O nosso admirável Portugal novo

José Manuel Fernandes

Público, 07.08.2007

Regulamentar o acesso às profissões. Criar uma caderneta individual de competências. Acrescentar os organismos públicos de fiscalização. Assim se constrói um Portugal "eficiente". Está tudo na resolução do último Conselho de Ministros

Passou quase desapercebida a resolução do Conselho de Ministros de 2 de Agosto onde se anuncia legislação sobre o acesso e o exercício das profissões, tendo "em conta aspectos essenciais, partindo da identificação do interesse colectivo ou das razões inerentes à própria capacidade que fundamentam a restrição à liberdade de escolha da profissão". Na conferência de imprensa que se seguiu, o ministro Vieira da Silva deu, como exemplos das profissões a regular, a de jornalista e a piloto de linha aérea.
Acontece, porém, que, na redacção daquela resolução, se procede a uma importante inversão da ordem dos factores, quando a comparamos com o texto constitucional. É que, enquanto este, no seu artigo 47.º, estabelece que "todos têm o direito de escolher livremente a profissão ou o género de trabalho, salvas as restrições legais impostas pelo interesse colectivo ou inerentes à sua própria capacidade", na resolução o "interesse colectivo" e as "razões inerentes à própria capacidade" já não surgem como excepções, antes como restrições à liberdade de escolha - ou seja, como regras regulamentares.

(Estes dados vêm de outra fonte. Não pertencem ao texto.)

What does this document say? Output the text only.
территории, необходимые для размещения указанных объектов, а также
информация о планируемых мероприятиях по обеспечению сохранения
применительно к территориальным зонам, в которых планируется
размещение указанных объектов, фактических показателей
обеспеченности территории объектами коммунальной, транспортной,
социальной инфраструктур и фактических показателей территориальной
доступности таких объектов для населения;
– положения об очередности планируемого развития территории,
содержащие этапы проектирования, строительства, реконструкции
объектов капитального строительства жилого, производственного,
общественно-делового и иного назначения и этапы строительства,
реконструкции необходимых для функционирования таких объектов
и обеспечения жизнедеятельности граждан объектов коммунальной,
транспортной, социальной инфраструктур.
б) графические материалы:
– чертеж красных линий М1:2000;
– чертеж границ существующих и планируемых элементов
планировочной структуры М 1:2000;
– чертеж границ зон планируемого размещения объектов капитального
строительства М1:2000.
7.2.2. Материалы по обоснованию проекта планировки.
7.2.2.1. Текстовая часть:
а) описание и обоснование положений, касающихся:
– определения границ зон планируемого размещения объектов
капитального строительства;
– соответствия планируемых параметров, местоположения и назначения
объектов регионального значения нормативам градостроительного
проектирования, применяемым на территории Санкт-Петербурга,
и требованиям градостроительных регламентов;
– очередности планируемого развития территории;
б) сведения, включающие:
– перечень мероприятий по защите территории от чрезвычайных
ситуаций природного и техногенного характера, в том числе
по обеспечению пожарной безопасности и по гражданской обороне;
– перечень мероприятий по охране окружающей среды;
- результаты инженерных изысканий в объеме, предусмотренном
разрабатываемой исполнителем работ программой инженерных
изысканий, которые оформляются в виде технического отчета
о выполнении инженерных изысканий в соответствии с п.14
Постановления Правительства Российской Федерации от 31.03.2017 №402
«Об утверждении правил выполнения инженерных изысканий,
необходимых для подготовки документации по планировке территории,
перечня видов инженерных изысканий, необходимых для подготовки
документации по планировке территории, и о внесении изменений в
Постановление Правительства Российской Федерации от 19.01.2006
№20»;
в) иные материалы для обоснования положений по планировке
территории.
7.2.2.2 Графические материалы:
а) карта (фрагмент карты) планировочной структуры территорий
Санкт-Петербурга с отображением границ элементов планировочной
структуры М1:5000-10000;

A diferença não é pequena, se considerarmos que, ao mesmo tempo, se anuncia o "estabelecimento do Sistema Nacional de Qualificações", que incluirá "o Quadro Nacional de Qualificações, o Catálogo Nacional de Qualificações e a Caderneta Individual de Competências"; que, nesta última, pretende registar-se, imagine-se, "o conjunto das competências e formações certificadas, permitindo aos indivíduos apresentar de forma mais eficaz as formações e as competências que foram adquirindo ao longo da vida". Mais: que, para o acesso às tais profissões "especiais", haverá uma "entidade pública competente para emitir o título profissional e a validade do mesmo", ao mesmo tempo que, "no caso de profissão já anteriormente regulamentada", se criará "o correspondente regime transitório". Vieira da Silva não clarificou se estas profissões já "regulamentadas" incluem as de advogado, médico, engenheiro ou qualquer daquelas em que é uma Ordem a desempenhar essas funções sem interferência do Estado.

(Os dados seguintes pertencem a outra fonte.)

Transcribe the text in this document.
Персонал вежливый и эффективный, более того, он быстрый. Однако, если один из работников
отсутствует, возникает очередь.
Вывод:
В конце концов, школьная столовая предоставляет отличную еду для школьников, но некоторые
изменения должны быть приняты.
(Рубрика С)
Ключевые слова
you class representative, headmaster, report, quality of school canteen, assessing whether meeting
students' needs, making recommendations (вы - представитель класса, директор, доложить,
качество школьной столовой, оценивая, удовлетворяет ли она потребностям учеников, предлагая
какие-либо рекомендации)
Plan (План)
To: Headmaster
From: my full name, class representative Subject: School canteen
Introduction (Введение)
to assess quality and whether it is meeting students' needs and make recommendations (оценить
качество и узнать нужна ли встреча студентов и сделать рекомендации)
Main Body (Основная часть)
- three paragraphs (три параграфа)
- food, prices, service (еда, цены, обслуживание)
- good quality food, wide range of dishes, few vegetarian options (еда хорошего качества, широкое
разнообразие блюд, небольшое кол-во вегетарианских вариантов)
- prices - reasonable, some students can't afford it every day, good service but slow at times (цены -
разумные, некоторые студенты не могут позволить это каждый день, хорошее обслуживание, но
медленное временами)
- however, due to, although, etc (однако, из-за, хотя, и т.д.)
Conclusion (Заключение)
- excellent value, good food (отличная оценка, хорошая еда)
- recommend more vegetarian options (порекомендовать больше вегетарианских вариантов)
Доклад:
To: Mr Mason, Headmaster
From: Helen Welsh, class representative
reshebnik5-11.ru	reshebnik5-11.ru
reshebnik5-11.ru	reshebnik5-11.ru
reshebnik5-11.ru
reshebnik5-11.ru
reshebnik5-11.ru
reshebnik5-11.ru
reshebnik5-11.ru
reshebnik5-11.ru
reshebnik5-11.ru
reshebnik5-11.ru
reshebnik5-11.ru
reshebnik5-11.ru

Mas aquilo que assusta em toda esta montagem é a sua lógica interna, coerente com o essencial do que tem sido a produção legislativa deste Governo: onde se deveria apenas regular, permitindo aos agentes actuar com o maior grau de liberdade possível, tem-se preferido regulamentar de forma minuciosa e detalhada, substituindo os actores dos diferentes sistemas por "comissões" onde o Estado tem sempre uma palavra a dizer. Da recentíssima lei da televisão ao novo regime jurídico das instituições do ensino superior, das comissões para aprovação dos livros escolares à recusa de concessão de autonomia administrativa e financeira ao nosso principal museu nacional, da lei das finanças locais ao protagonismo crescente do grupo bancário do Estado, o padrão repete-se: em última análise, e em nome da "eficiência", caminha-se para um Estado "em que o todo--poderoso comité executivo dos chefes políticos e o seu exército de directores" tudo controlará.

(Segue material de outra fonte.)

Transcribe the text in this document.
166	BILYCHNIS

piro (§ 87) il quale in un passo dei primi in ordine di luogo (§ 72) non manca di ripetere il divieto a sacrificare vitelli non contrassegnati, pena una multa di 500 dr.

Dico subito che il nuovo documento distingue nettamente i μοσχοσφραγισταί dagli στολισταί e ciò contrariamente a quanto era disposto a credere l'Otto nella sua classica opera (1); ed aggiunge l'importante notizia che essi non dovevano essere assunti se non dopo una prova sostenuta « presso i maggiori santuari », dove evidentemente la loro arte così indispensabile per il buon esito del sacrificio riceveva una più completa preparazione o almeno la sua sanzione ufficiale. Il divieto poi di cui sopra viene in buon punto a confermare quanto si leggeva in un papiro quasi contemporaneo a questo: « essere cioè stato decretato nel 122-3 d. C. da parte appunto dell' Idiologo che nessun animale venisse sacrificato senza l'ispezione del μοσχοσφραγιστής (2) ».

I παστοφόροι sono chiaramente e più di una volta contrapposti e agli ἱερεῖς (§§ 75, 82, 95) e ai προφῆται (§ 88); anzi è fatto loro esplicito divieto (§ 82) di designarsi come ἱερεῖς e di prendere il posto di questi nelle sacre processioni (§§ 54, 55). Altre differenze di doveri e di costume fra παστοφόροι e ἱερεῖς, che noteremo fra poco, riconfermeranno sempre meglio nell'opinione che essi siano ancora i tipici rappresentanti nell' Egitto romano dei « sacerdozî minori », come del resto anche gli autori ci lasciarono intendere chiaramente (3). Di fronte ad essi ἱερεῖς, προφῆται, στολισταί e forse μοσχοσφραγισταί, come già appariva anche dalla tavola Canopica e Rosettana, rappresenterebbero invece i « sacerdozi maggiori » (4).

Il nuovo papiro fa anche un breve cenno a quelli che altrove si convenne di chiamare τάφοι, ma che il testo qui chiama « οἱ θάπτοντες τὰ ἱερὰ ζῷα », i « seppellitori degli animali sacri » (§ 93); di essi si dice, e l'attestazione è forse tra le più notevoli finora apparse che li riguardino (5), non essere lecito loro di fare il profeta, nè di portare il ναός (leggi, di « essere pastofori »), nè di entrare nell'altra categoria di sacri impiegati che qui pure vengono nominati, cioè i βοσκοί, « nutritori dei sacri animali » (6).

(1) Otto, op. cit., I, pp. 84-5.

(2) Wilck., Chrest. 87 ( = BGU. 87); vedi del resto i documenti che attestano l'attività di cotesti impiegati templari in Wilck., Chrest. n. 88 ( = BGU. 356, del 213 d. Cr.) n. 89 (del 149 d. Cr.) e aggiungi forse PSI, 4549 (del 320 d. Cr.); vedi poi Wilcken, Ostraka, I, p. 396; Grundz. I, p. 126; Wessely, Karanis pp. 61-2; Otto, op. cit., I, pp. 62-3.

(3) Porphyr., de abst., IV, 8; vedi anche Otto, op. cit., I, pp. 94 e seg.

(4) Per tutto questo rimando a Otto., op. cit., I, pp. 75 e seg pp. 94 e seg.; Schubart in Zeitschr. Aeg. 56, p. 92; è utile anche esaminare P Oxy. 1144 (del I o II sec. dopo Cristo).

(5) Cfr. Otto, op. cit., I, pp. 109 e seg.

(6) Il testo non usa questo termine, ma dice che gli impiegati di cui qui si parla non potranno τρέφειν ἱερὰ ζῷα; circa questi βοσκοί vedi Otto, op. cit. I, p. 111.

Claro que os "indivíduos que governam" "não são loucos", pois "o seu fim não é a anarquia, mas a estabilidade social". Área em que têm sido mestres, pois sabem que "grande é a verdade, mas maior ainda, do ponto de vista prático, é o silêncio a respeito da verdade. Abstendo-se simplesmente de mencionar alguns assuntos, baixando aquilo que o senhor Churchill chama uma "cortina de ferro" entre as massas e certos factos que os chefes políticos locais consideram como indesejáveis, (...) têm influenciado a opinião de uma maneira bastante" eficaz.
Poderíamos continuar as citações, todas extraídas do prefácio à segunda edição de um livro escrito há 75 anos onde a Utopia permitia não apenas regular, não só regulamentar, mas programar a "estabilidade social", fabricando, através da clonagem industrializada, os seres humanos necessários e ideiais para cada profissão. Esse mundo imaginado e "ideal", onde "comissões de certificação" e "cadernetas de competências" seriam obsoletas, é o Admirável Mundo Novo, de Aldous Huxley, uma agradável leitura de férias. E uma leitura que as resoluções citadas tornam bem actual.